OP Jack B 02 Mar 2014
In reply to dingbat46:
I think the bad earth is possible, I'll have a look tomorrow when it's light.

I'm not sure on the air temperature sensor. When I turn the key, the lights dim but the engine doesn't turn over. I don't understand how a failed sensor could cause that?

I think it may be too old for a standard diagnostics tool - it's the mk1 facelift with a TDDi Endura-D engine, 52 plate. It does have a handy feature where you can display fault codes on the dash though, and reports none. No engine light either.
Post edited at 19:39
 butteredfrog 02 Mar 2014
In reply to Jack B:
Headlamps dim, starter motor doesn't engage (possibly just a click).

As a previous poster said, check in this order:

1/ engine earth strap, usually from a point on gearbox to near side chassis leg. If you can unbolt and give the contact surfaces a rub with a bit of sandpaper.
2/ battery earth strap
3/ drop test battery, you might have 12.5 volts, but only one viable cell!
4/ starter motor
5/ (specific to ford diesels) flywheel fault; collapsed/failed dual mass flywheel.

Fiver says it's an earth strap though!

It's a pure electrical or (remotely) mechanical fault, not electronic, so would not store a fault code or put the light on.

Cheers Adam
Post edited at 00:00
 butteredfrog 03 Mar 2014
In reply to Jack B:

Just re-read your OP, the starter the garage fitted, was it generic or OE?

The aftermarket starters for the Ford TDDI/Ci are notoriously rubbish. Take it back to the garage that fitted the starter and get them to check it/ replace with one from a different source. I had a spell of fitting two starters to every ford; the record is four till we found a good one. Luckily they are easy to change.

Cheers Adam
OP Jack B 06 Mar 2014
In reply to butteredfrog:

Back form the garage today, and it was in fact a bad starter. Replaced under warranty, and they refunded me the invoice for the the battery too, which they could probably have got out of (they reckoned the battery would have only been replaced if it failed a test, but had already disposed of it so couldn't check).

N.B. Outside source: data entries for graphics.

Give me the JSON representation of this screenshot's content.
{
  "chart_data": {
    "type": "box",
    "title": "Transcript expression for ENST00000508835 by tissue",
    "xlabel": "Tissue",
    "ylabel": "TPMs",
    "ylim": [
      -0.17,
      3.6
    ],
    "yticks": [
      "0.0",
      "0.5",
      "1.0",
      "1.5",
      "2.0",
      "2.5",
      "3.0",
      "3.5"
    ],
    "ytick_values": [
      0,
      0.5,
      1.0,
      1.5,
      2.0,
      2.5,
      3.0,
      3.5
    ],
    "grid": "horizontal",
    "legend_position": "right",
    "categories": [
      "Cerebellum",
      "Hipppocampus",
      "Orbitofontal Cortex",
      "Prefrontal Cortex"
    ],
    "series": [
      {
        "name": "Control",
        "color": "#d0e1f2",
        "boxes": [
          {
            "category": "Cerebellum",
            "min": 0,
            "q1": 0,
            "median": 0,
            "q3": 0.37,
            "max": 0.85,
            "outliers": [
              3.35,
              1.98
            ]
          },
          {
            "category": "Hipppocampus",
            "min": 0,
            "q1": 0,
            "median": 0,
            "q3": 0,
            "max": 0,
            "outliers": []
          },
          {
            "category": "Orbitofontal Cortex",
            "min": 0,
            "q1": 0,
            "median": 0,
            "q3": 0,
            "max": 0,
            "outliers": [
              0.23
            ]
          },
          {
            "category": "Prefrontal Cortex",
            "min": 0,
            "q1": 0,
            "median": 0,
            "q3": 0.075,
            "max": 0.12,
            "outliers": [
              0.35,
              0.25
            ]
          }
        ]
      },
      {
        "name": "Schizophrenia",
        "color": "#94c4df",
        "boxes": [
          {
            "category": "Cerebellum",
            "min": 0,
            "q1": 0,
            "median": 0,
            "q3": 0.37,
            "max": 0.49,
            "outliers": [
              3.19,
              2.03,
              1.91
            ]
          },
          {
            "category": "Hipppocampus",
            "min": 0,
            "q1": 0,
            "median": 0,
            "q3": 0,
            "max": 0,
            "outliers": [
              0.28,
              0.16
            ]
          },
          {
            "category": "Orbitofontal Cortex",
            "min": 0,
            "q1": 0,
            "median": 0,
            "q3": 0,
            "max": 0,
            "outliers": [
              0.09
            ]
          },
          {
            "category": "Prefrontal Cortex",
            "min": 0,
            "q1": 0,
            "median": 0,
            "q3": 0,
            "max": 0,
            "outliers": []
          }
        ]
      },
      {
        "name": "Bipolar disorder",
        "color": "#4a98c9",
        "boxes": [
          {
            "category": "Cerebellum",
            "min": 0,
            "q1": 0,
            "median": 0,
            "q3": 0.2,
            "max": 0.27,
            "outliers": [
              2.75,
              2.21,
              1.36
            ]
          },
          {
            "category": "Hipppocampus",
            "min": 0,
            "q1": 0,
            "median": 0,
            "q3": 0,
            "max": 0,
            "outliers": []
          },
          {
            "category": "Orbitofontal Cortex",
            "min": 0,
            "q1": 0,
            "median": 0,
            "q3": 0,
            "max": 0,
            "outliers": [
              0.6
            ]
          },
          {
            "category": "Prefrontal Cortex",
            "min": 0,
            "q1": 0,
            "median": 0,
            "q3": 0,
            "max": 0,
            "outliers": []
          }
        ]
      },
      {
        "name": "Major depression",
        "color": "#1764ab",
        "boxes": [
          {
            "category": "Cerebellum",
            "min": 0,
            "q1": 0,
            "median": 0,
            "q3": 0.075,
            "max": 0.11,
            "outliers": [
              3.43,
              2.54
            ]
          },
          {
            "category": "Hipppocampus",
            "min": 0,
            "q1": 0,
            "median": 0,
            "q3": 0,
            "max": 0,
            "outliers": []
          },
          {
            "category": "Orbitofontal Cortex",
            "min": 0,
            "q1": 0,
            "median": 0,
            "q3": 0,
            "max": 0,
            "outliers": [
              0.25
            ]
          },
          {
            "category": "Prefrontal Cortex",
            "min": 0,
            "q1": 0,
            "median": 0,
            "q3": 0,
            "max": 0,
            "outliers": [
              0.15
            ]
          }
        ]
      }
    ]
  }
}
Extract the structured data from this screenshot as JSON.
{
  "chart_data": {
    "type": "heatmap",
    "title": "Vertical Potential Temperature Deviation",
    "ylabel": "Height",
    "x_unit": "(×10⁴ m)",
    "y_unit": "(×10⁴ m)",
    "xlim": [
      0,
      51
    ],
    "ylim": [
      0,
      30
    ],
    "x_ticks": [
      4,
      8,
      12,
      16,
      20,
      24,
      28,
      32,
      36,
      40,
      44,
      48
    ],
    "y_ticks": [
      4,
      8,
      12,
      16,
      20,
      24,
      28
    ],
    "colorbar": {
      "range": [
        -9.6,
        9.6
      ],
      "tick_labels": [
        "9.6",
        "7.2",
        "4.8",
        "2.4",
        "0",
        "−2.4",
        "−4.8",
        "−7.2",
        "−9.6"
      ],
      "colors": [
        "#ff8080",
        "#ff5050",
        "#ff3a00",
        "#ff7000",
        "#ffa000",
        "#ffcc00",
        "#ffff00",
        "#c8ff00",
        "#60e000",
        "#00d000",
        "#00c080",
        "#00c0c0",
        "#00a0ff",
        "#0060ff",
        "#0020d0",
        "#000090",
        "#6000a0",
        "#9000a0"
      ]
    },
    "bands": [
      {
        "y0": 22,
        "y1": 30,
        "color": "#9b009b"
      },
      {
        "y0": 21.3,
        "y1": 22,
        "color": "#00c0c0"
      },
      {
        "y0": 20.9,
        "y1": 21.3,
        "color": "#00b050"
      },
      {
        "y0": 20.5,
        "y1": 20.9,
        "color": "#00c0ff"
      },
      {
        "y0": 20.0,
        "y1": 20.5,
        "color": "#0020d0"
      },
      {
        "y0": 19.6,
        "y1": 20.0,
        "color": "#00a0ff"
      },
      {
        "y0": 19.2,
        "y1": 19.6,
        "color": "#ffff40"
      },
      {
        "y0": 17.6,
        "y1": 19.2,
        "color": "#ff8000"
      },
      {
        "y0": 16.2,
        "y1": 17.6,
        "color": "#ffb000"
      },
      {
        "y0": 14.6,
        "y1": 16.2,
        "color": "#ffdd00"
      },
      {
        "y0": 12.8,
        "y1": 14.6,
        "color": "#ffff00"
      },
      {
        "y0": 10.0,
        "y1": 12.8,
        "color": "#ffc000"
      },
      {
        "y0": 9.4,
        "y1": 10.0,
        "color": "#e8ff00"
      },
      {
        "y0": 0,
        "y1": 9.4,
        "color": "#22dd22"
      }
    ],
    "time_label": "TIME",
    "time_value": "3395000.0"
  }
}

Shame they didn't catch the bad starter the first time back, but everyone makes mistakes and they've refunded it. It cost me some inconvenience jumpstarting it in Glencoe, but I've got a new battery to replace a two year old one. So all in all I'm happy, and I'd recommend them to others (Bassaguard, St Andrews).
 butteredfrog 06 Mar 2014
In reply to Jack B:

Good that you got it resolved. As a mechanic you assume that any parts you fit are good, it throws you a big curved ball when they turn out to be defective.